There are currently 4 different countries where we offer gorilla trekking, all of which I have been lucky enough to visit many times – Rwanda, Uganda, C.A.R. and the Republic of Congo (NOT to be confused with the Democratic Republic of Congo, which I have also visited but that’s another story…!)

Rwanda – Mountain Gorillas

Still the best place to see gorillas if this is the main focus of your tour and time and budget are important. The Parc National des Volcans (sometimes known as Virunga Park or Volcanoes National Park) is easy to reach from the capital, Kigali and offers the chance to see a variety of gorilla groups in a mountain rainforest environment. There is also a great range of accommodation, from luxury lodges to good mid-range hotels.

The forest here is a younger, bamboo forest so (in theory at least!) it is easier to track than in Uganda, with more light coming through the canopy and therefore easier for photography. The park however, is very steep in places although as it is mountainous it is NOT humid. Gorilla permits are currently U$750 per permit, per person.

Uganda – Mountain Gorillas

Excellent option for those looking for a more comprehensive wildlife experience who are more flexible on time and budget. Bwindi Impenetrable National Park is the only place you can see gorillas, but this is a much older rainforest so the trekking can be a little tougher. However, the diversity of wildlife and the actual setting is much more dramatic than Rwanda, although the park is harder to get to and requires an overnight stop en-route.
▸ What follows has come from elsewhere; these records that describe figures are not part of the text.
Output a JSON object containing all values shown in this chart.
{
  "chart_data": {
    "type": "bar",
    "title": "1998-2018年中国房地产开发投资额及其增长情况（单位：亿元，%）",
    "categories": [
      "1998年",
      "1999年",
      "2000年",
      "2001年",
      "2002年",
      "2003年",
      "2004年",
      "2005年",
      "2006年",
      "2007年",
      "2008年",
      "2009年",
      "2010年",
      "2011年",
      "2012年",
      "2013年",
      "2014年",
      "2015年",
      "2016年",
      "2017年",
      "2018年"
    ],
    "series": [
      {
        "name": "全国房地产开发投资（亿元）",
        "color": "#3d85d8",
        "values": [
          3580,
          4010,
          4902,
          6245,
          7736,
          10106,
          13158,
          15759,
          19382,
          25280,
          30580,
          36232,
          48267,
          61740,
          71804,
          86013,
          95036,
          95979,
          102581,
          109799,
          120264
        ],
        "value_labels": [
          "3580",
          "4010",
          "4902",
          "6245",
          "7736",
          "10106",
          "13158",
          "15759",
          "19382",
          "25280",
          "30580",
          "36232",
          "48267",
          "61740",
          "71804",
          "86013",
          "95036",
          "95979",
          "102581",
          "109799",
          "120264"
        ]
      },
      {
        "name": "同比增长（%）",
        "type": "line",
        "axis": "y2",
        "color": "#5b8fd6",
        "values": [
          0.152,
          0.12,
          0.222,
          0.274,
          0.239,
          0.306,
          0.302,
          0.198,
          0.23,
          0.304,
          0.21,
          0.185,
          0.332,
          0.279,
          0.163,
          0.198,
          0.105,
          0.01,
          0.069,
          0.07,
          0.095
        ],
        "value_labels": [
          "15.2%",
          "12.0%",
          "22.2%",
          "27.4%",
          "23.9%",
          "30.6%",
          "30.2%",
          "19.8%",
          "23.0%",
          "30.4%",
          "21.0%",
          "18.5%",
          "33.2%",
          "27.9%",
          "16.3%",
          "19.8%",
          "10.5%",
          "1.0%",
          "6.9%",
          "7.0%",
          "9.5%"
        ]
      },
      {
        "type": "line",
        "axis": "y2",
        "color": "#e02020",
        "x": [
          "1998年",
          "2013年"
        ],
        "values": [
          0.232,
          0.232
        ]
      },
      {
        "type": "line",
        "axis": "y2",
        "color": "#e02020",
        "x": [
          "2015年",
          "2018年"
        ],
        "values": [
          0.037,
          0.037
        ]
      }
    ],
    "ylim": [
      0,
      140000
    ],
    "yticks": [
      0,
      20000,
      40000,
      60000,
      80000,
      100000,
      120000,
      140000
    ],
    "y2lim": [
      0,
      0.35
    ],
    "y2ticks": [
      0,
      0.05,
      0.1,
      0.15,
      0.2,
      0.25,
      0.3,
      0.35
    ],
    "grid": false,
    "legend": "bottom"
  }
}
Like Rwanda, the trekking here is done on steep, muddy paths, but is NOT humid due to the altitude. In addition to the gorillas in Uganda there are also excellent opportunities for chimpanzee trekking, Big 5 game viewing, boat safaris and some of Africa’s best birding. It also has the added benefit of cheaper gorilla permits than Rwanda at U$600 per permit per person.
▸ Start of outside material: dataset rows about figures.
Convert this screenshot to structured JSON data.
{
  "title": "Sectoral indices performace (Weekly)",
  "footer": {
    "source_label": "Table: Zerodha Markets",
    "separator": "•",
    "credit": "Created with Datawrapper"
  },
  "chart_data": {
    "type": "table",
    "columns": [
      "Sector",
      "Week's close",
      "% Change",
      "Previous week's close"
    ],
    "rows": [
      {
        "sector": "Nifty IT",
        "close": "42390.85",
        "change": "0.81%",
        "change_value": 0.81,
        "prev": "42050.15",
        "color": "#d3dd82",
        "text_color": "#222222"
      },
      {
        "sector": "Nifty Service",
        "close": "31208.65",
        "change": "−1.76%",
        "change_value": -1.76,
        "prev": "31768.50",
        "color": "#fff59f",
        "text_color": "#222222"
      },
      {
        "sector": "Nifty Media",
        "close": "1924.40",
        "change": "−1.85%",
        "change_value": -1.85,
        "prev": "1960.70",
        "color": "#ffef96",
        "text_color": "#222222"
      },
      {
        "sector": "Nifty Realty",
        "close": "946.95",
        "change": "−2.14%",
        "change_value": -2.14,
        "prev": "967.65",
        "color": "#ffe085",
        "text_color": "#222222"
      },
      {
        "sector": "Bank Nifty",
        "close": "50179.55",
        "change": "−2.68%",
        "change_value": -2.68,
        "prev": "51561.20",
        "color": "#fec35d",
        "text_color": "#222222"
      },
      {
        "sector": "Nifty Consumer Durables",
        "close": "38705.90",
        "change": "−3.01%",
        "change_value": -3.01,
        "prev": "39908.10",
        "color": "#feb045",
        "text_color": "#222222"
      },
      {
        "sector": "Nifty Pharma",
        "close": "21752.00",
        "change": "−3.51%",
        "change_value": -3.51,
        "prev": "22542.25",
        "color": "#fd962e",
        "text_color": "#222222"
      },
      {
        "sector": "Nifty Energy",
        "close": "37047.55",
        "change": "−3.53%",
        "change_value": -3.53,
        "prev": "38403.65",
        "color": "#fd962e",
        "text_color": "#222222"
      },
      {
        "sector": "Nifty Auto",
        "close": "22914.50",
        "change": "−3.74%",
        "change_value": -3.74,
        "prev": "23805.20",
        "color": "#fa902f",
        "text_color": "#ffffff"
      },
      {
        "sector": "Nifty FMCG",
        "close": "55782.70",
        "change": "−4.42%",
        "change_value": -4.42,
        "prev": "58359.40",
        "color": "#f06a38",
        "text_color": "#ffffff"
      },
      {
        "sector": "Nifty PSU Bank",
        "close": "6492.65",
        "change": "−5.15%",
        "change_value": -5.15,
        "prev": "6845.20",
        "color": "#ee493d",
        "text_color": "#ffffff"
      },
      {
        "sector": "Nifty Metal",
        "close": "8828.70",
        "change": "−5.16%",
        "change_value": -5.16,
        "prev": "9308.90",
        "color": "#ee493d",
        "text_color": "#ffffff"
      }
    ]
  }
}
Central African Republic (C.A.R.) – Lowland Gorillas

Not for the faint-hearted and recommended only for those clients who have already seen gorillas in Uganda or Rwanda, or for those who have travelled in Africa extensively. Access is by charter flight (so is best done as part of a group) and the lodges are very remote – so once you are there, everything is included, which is reflected in the price. You will find lowland gorillas in the Dzanga Sangha National Park (sometimes called Dzanga Sangha Special Reserve) and on our tours you will join wildlife researchers as you track them through thick, dense and very humid tropical lowland forests, wading through streams and plenty of mud! Accommodation is simple, but comfortable and there are other activities such as visiting the Bias (forest clearings) where you find forest elephants, as well as pirogue fides and forest walks with the local Ba’Aka community. A very wild adventure!

Republic of Congo

Almost identical in environment to C.A.R., the lowland tropical forest is home to gorillas in Odzala and Nouabalé-Ndoki national parks and Mbeli Bai. Access is still difficult, but there are now regular charter flights in and out, particularly for trips to Odzala where a new upmarket lodge has been built, but costs still remain high. Ndoki and Mbeli Bai are only really accessible as part of our longer 13 day Congo and C.A.R. tour.

The thing to bear in mind is that travel in the C.A.R. and the Rep. Of Congo is full of challenges – things change at the last minute, flights can be seriously delayed and it is hot, and very sweaty trekking. That aside, it still allows for one of the most thrilling wildlife adventures in the heart of Africa and is not to be missed!